We assessed data of 60 patients with COVID-19-associated seizures (group 1), 40 patients with seizures not related to COVID-19 (group 2) and 60 patients with COVID-19 infection and no seizures (group 3). The prevalence of hypertension and diabetes mellitus were significantly higher in group 3 compared to group 1 (P=0.044 and P=0.009, respectively). Still, patients in group 1 had a higher prevalence of cerebrovascular accidents (CVA) compared to group 3 (P=0.008). The prevalence of abnormal EEG was significantly higher in cases with COVID-19 infection compared to the other group (P<0.001). Cases with their first seizure episode associated with COVID-19 had significantly higher creatinine levels (P=0.035), lower blood pH (P=0.023), lower blood HCO3 (P=0.001), higher ALT (P=0.004), higher blood urea nitrogen (BUN) (P=0.001), lower hemoglobin (Hb) (P=0.017), higher ESR (P=0.001), higher CRP (P<0.001) and higher mortality rates (P=0.004).
Patients with COVID-19 infection and seizure have higher mortality rates and disturbed laboratory data.
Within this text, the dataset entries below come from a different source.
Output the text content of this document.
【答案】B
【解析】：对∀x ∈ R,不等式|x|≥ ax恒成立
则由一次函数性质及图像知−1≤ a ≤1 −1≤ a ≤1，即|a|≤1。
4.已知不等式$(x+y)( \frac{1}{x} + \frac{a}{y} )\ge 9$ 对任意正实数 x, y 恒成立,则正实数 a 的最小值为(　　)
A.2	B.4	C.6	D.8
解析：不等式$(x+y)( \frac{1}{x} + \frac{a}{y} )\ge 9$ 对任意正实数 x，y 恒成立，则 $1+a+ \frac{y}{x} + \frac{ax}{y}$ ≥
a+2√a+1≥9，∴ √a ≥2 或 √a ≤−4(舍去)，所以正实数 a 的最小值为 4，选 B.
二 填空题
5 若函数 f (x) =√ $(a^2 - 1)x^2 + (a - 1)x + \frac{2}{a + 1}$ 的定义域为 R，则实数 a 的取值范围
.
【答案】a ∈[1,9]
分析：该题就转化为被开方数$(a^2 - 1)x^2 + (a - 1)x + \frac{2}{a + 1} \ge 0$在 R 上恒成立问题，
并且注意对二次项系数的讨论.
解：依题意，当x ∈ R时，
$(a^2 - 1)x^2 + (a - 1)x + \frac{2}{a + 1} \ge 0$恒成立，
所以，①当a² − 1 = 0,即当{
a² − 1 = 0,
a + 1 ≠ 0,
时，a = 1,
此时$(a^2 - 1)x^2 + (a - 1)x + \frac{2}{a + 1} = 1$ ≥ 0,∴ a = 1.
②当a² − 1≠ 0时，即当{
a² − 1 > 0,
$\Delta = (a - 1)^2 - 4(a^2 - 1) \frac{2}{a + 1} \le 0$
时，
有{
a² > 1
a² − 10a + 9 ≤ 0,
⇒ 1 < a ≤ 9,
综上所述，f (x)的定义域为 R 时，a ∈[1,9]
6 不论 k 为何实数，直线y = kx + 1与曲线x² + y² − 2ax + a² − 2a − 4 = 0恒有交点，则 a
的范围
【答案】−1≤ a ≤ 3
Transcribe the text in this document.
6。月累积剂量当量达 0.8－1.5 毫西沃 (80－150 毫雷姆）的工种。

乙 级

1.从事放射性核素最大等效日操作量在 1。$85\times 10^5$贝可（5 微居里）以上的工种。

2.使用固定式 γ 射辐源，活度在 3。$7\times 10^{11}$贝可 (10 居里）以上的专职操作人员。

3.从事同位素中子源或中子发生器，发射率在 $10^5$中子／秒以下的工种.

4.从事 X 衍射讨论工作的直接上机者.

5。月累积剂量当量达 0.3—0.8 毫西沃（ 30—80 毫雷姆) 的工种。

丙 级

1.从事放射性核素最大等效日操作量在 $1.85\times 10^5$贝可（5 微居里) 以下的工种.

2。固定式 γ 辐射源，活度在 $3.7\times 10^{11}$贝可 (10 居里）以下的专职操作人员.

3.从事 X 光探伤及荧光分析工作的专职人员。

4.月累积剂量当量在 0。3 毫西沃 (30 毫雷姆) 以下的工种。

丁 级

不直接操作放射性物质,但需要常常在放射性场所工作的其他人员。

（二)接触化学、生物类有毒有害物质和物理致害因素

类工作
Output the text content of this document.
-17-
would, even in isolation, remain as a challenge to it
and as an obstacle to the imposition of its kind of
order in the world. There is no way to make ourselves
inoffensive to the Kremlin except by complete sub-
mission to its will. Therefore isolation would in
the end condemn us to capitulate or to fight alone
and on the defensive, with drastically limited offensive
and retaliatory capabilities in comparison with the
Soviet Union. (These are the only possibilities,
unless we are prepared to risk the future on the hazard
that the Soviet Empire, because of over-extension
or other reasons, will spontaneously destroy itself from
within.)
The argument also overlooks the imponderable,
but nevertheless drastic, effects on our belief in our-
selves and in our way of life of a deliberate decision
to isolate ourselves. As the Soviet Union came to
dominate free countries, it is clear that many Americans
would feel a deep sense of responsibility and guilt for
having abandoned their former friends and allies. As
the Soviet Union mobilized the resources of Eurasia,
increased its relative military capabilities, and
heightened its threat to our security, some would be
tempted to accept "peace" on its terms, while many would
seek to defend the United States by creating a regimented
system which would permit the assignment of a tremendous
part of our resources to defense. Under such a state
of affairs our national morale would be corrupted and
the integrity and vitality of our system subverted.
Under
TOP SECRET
新型冠状病毒肺炎(COVID-19)是近期大流行的病因。病毒感染可能会增加包括癫痫发作在内的神经功能障碍风险。在此,我们旨在评估COVID-19患者癫痫发作的患病率、临床、影像学、脑电图和实验室特征。
对COVID-19感染和癫痫发作病例进行了这项回顾性横断面研究。通过计算所有患者的癫痫发作发病率来得出COVID-19患者的癫痫发作患病率。收集的数据包括年龄、性别、既往病史、COVID-19疾病的严重程度、患者用药情况、住院情况以及患者检查中的电解质紊乱情况和其他检查如血气分析结果。首次发作的患者也被分为两组,即COVID-19相关性癫痫发作组(N = 38)和非COVID-19相关性癫痫发作组(N = 37),并对两组之间上述数据进行比较。
我们评估了60例COVID-19相关性癫痫发作患者(第1组)、40例与COVID-19无关的癫痫发作患者(第2组)和60例COVID-19感染但无癫痫发作的患者(第3组)的数据。第3组中高血压和糖尿病的患病率显著高于第1组(分别为P = 0.044和P = 0.009)。然而,第1组患者脑血管意外(CVA)的患病率高于第3组(P = 0.008)。COVID-19感染患者中脑电图异常的患病率显著高于另一组(P < 0.001)。首次发作与COVID-19相关的患者肌酐水平显著更高(P = 0.035),血pH值更低(P = 0.023),血HCO3更低(P = 0.001),谷丙转氨酶(ALT)更高(P = 0.004),血尿素氮(BUN)更高(P = 0.001),血红蛋白(Hb)更低(P = 0.017),红细胞沉降率(ESR)更高(P = 0.001),C反应蛋白(CRP)更高(P < 0.001)且死亡率更高(P = 0.004)。
COVID-19感染并癫痫发作的患者死亡率更高且实验室数据紊乱。